Thursday, December 31, 2009

Ambiguous Hookers & Psycho Sheep Wrestlers

'Tis the season for lists, and this one caught my eye: 50 Funniest Headlines Of 2009 (HT Daily Dish ). I expected more of them to be linguistically interesting, but few were. Instead, there are a lot of tasered grammas and schoolboy sex jokes. Nonetheless, there are a few whose humor lies in the linguistic structure of the headline. Personal fav: #9 Nutt faces sack. Here are the others by linguistic category

Lexical Ambiguity
#4. Hooker Named Lay Person Of The Year
#7. Pittsburgh Police Want To See Junk In Your Trunk
#23. Facebook Forms Board To Lick Molesters
#38. Courtney Love Banned From Using Hole
#44. Hooker Named Indoor Athlete Of The Year.

Garden Path
#6. Trooper Fired After Hat Fib Wants Back In

Pseudo-Garden Path
#31. Sheep Wrestlers Feared Psycho

Misspelling
#30. Church Kids Raid Panty's For Foodbank Supplies (note: bonus misuse of apostrophe).

Dyslexia???
#21. Winter Storm Closes Schools Across P.E.I., N.S

7 comments:

James D said...

I still think the best Garden Path of 2009 was that English local paper's "Headless Corpse Accused in Court" that was cited in the last Private Eye of the year.

Chris said...

Nice one. Requires a bit of re-reading, doesn't it.

outerhoard said...

The funniest headline that I found in 2009 was: "Americans concerned about heart health, but not proactive enough to prevent it", http://www.physorg.com/news173942032.html

Chris said...

outerhoard, this reminds me of my favorite linguistics joke:

George: Gracie, did you know that in America a man has a heart attack once every 40 seconds.
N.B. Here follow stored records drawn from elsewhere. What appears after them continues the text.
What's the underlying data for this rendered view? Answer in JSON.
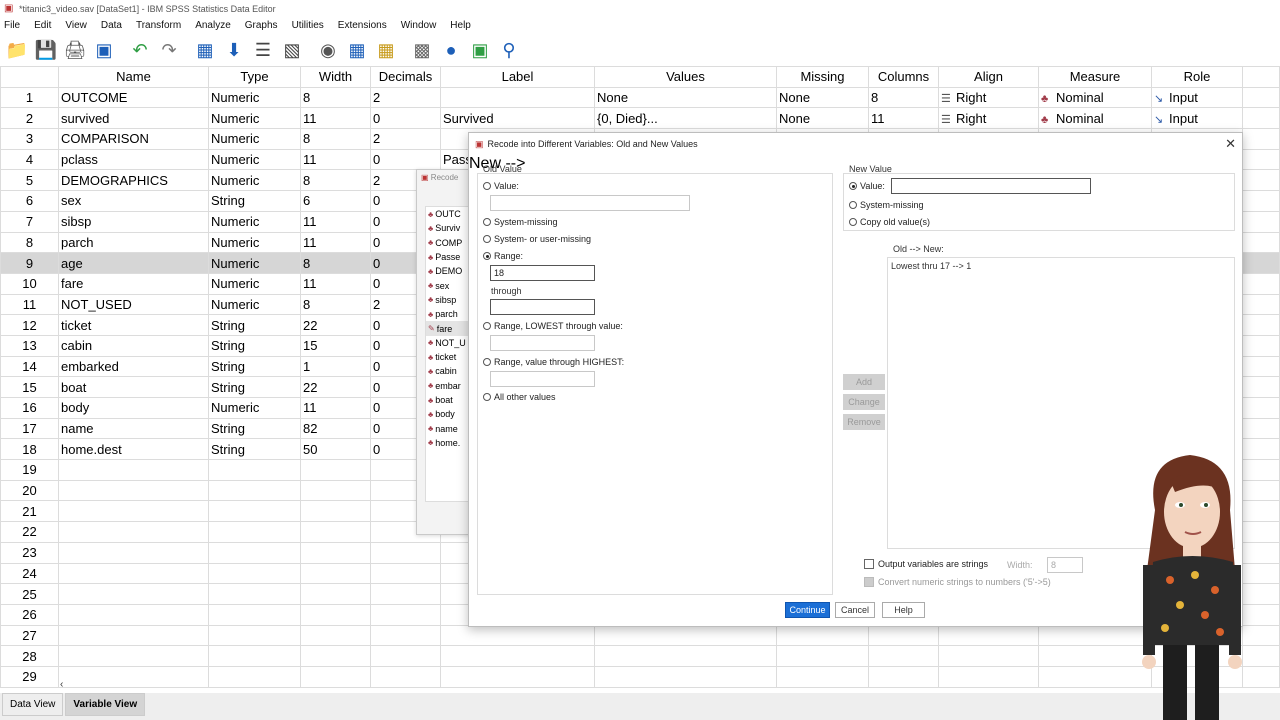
{
  "window": {
    "title": "*titanic3_video.sav [DataSet1] - IBM SPSS Statistics Data Editor"
  },
  "menu": [
    "File",
    "Edit",
    "View",
    "Data",
    "Transform",
    "Analyze",
    "Graphs",
    "Utilities",
    "Extensions",
    "Window",
    "Help"
  ],
  "grid": {
    "columns": [
      "Name",
      "Type",
      "Width",
      "Decimals",
      "Label",
      "Values",
      "Missing",
      "Columns",
      "Align",
      "Measure",
      "Role"
    ],
    "rows": [
      {
        "n": "1",
        "name": "OUTCOME",
        "type": "Numeric",
        "width": "8",
        "dec": "2",
        "label": "",
        "values": "None",
        "missing": "None",
        "cols": "8",
        "align": "Right",
        "measure": "Nominal",
        "role": "Input"
      },
      {
        "n": "2",
        "name": "survived",
        "type": "Numeric",
        "width": "11",
        "dec": "0",
        "label": "Survived",
        "values": "{0, Died}...",
        "missing": "None",
        "cols": "11",
        "align": "Right",
        "measure": "Nominal",
        "role": "Input"
      },
      {
        "n": "3",
        "name": "COMPARISON",
        "type": "Numeric",
        "width": "8",
        "dec": "2",
        "label": "",
        "values": "",
        "missing": "",
        "cols": "",
        "align": "",
        "measure": "",
        "role": ""
      },
      {
        "n": "4",
        "name": "pclass",
        "type": "Numeric",
        "width": "11",
        "dec": "0",
        "label": "Pass",
        "values": "",
        "missing": "",
        "cols": "",
        "align": "",
        "measure": "",
        "role": ""
      },
      {
        "n": "5",
        "name": "DEMOGRAPHICS",
        "type": "Numeric",
        "width": "8",
        "dec": "2",
        "label": "",
        "values": "",
        "missing": "",
        "cols": "",
        "align": "",
        "measure": "",
        "role": ""
      },
      {
        "n": "6",
        "name": "sex",
        "type": "String",
        "width": "6",
        "dec": "0",
        "label": "",
        "values": "",
        "missing": "",
        "cols": "",
        "align": "",
        "measure": "",
        "role": ""
      },
      {
        "n": "7",
        "name": "sibsp",
        "type": "Numeric",
        "width": "11",
        "dec": "0",
        "label": "",
        "values": "",
        "missing": "",
        "cols": "",
        "align": "",
        "measure": "",
        "role": ""
      },
      {
        "n": "8",
        "name": "parch",
        "type": "Numeric",
        "width": "11",
        "dec": "0",
        "label": "",
        "values": "",
        "missing": "",
        "cols": "",
        "align": "",
        "measure": "",
        "role": ""
      },
      {
        "n": "9",
        "name": "age",
        "type": "Numeric",
        "width": "8",
        "dec": "0",
        "label": "",
        "values": "",
        "missing": "",
        "cols": "",
        "align": "",
        "measure": "",
        "role": "",
        "selected": true
      },
      {
        "n": "10",
        "name": "fare",
        "type": "Numeric",
        "width": "11",
        "dec": "0",
        "label": "",
        "values": "",
        "missing": "",
        "cols": "",
        "align": "",
        "measure": "",
        "role": ""
      },
      {
        "n": "11",
        "name": "NOT_USED",
        "type": "Numeric",
        "width": "8",
        "dec": "2",
        "label": "",
        "values": "",
        "missing": "",
        "cols": "",
        "align": "",
        "measure": "",
        "role": ""
      },
      {
        "n": "12",
        "name": "ticket",
        "type": "String",
        "width": "22",
        "dec": "0",
        "label": "",
        "values": "",
        "missing": "",
        "cols": "",
        "align": "",
        "measure": "",
        "role": ""
      },
      {
        "n": "13",
        "name": "cabin",
        "type": "String",
        "width": "15",
        "dec": "0",
        "label": "",
        "values": "",
        "missing": "",
        "cols": "",
        "align": "",
        "measure": "",
        "role": ""
      },
      {
        "n": "14",
        "name": "embarked",
        "type": "String",
        "width": "1",
        "dec": "0",
        "label": "",
        "values": "",
        "missing": "",
        "cols": "",
        "align": "",
        "measure": "",
        "role": ""
      },
      {
        "n": "15",
        "name": "boat",
        "type": "String",
        "width": "22",
        "dec": "0",
        "label": "",
        "values": "",
        "missing": "",
        "cols": "",
        "align": "",
        "measure": "",
        "role": ""
      },
      {
        "n": "16",
        "name": "body",
        "type": "Numeric",
        "width": "11",
        "dec": "0",
        "label": "",
        "values": "",
        "missing": "",
        "cols": "",
        "align": "",
        "measure": "",
        "role": ""
      },
      {
        "n": "17",
        "name": "name",
        "type": "String",
        "width": "82",
        "dec": "0",
        "label": "",
        "values": "",
        "missing": "",
        "cols": "",
        "align": "",
        "measure": "",
        "role": ""
      },
      {
        "n": "18",
        "name": "home.dest",
        "type": "String",
        "width": "50",
        "dec": "0",
        "label": "",
        "values": "",
        "missing": "",
        "cols": "",
        "align": "",
        "measure": "",
        "role": ""
      },
      {
        "n": "19"
      },
      {
        "n": "20"
      },
      {
        "n": "21"
      },
      {
        "n": "22"
      },
      {
        "n": "23"
      },
      {
        "n": "24"
      },
      {
        "n": "25"
      },
      {
        "n": "26"
      },
      {
        "n": "27"
      },
      {
        "n": "28"
      },
      {
        "n": "29"
      }
    ]
  },
  "bottom_tabs": {
    "data_view": "Data View",
    "variable_view": "Variable View"
  },
  "bg_dialog": {
    "title": "Recode",
    "vars": [
      "OUTC",
      "Surviv",
      "COMP",
      "Passe",
      "DEMO",
      "sex",
      "sibsp",
      "parch",
      "fare",
      "NOT_U",
      "ticket",
      "cabin",
      "embar",
      "boat",
      "body",
      "name",
      "home."
    ]
  },
  "dialog": {
    "title": "Recode into Different Variables: Old and New Values",
    "old_value": {
      "legend": "Old Value",
      "value_label": "Value:",
      "system_missing": "System-missing",
      "sys_or_user_missing": "System- or user-missing",
      "range_label": "Range:",
      "range_from": "18",
      "through": "through",
      "range_to": "",
      "lowest_through": "Range, LOWEST through value:",
      "value_through_highest": "Range, value through HIGHEST:",
      "all_other": "All other values"
    },
    "new_value": {
      "legend": "New Value",
      "value_label": "Value:",
      "value": "",
      "system_missing": "System-missing",
      "copy_old": "Copy old value(s)"
    },
    "old_new": {
      "label": "Old --> New:",
      "items": [
        "Lowest thru 17 --> 1"
      ]
    },
    "buttons": {
      "add": "Add",
      "change": "Change",
      "remove": "Remove",
      "continue": "Continue",
      "cancel": "Cancel",
      "help": "Help"
    },
    "options": {
      "output_strings": "Output variables are strings",
      "width_label": "Width:",
      "width_value": "8",
      "convert_numeric": "Convert numeric strings to numbers ('5'->5)"
    }
  }
}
Gracie: Wow! Someone should help that guy!

Stan said...

Thanks for the link, Chris — I hadn't seen it. One of my favourites that's not on the list: "McDonald's fries the holy grail for potato farmers" — a headline the AP quickly rewrote, but not before it had been reproduced many times, to widespread amusement.
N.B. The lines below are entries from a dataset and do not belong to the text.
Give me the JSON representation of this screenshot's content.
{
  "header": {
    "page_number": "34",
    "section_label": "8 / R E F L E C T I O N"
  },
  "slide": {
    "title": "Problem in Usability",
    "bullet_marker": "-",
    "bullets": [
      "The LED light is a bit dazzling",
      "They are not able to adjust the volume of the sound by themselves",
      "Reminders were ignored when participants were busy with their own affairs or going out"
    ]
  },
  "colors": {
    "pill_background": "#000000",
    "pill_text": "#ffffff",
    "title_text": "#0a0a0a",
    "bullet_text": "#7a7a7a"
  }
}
And a special mention for the Daily Mail's memorable "radioactive paedophile". Because we don't have enough to worry about.

Chris said...

Stan, great examples. I just recently learned that LL has termed this sort of this "crash blossoms." See here for their explanation.

Stan said...

Thanks Chris. It's a very apt term, I think, but there remains some debate over how broadly or precisely it's defined and understood. I wrote about crash blossoms myself a few months ago — here, if you'll indulge me linking to my own blog.